For a given radiotherapy treatment plan type (e.g. prostate, breast, head & neck, etc), explore the use of an ‘unsupervised’ AI training process to determine the properties of a correct treatment plan. Once trained, the system can determine whether a new treatment plan, which it has not previously seen, looks correct and, perhaps give an associated confidence score and feedback on any items that seem incorrect.

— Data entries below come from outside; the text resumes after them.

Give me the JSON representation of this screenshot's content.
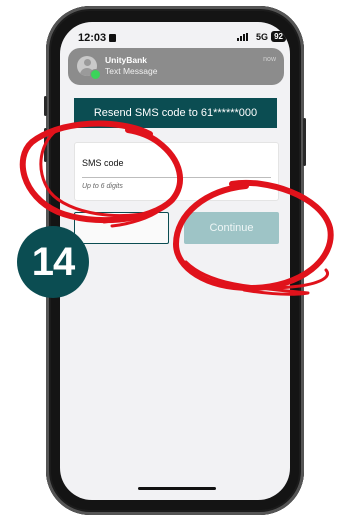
{
  "status_bar": {
    "time": "12:03",
    "network": "5G",
    "battery": "92"
  },
  "notification": {
    "app": "UnityBank",
    "subtitle": "Text Message",
    "time": "now"
  },
  "resend": {
    "label": "Resend SMS code to 61******000"
  },
  "sms_field": {
    "label": "SMS code",
    "placeholder": "Up to 6 digits",
    "value": ""
  },
  "buttons": {
    "back_label": "",
    "continue_label": "Continue"
  },
  "step": {
    "number": "14"
  },
  "colors": {
    "brand": "#0b4d52",
    "button_disabled": "#9ec4c6",
    "annotation": "#e0121b"
  }
}
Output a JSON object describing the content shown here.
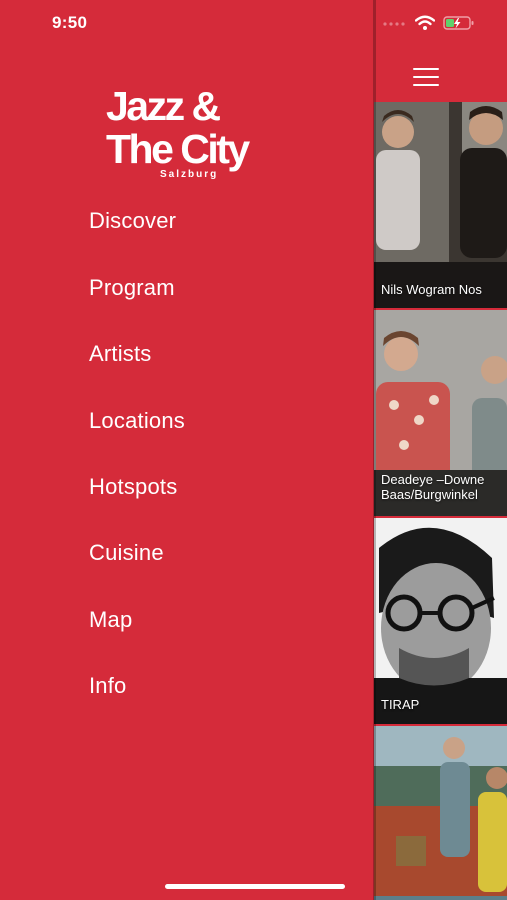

A treatment plan has a range of attributes that can be rigorously defined (there is a well-defined structure of treatment plans). We can also generate metrics, like the size of anatomical contours, the mean dose to contours, dose-volume-histograms (DVHs), average MLC leaf gap size, etc. Therefore, we can list all the attributes that any treatment plan can have and list all the metrics that we would normally use to assess a treatment plan.
You will be given a set of anonymsed plans with relevant attributes and metrics, and this may concern a particular plan type: e.g. prostate or head & neck, say. The idea is to learn to recognise the typical attributes of a given plan type. Once this is done, the AI should be able to determine how likely it is that a new given plan is correct or not. In this case, “correct” means:
- attributes such as beam labels, prescribed dose, number of monitor units, number of fractions, number of beams, set-up fields, etc, conform to the typical attributes for the plans that were used in the training; and metrics like DVHs and MLC motions show characteristics that are typical for the given plan type.
We would need to clearly define the structure of a treatment plan and which attributes/variables to include. The structure may well be complicated. For instance, a plan can have several treatment fields (arcs) and each arc has an associated MLC trajectory, dose matrix, monitor units, etc. Therefore, the attributes of a treatment plan can have sub- attributes. More information can be provided by my collaborators from the Radiotherapy Department, Royal Infirmary Aberdeen.
A few notes:
- In principle, every treatment plan created since 2008 is available in Aria. However, since clinical practice has changed over the years, it would be best to restrict ourselves to recent plans and to choose a plan type that is likely to remain relatively stable in the near term.
- We should choose a plan type that has a high number of patients per year, so that there is sufficient data available.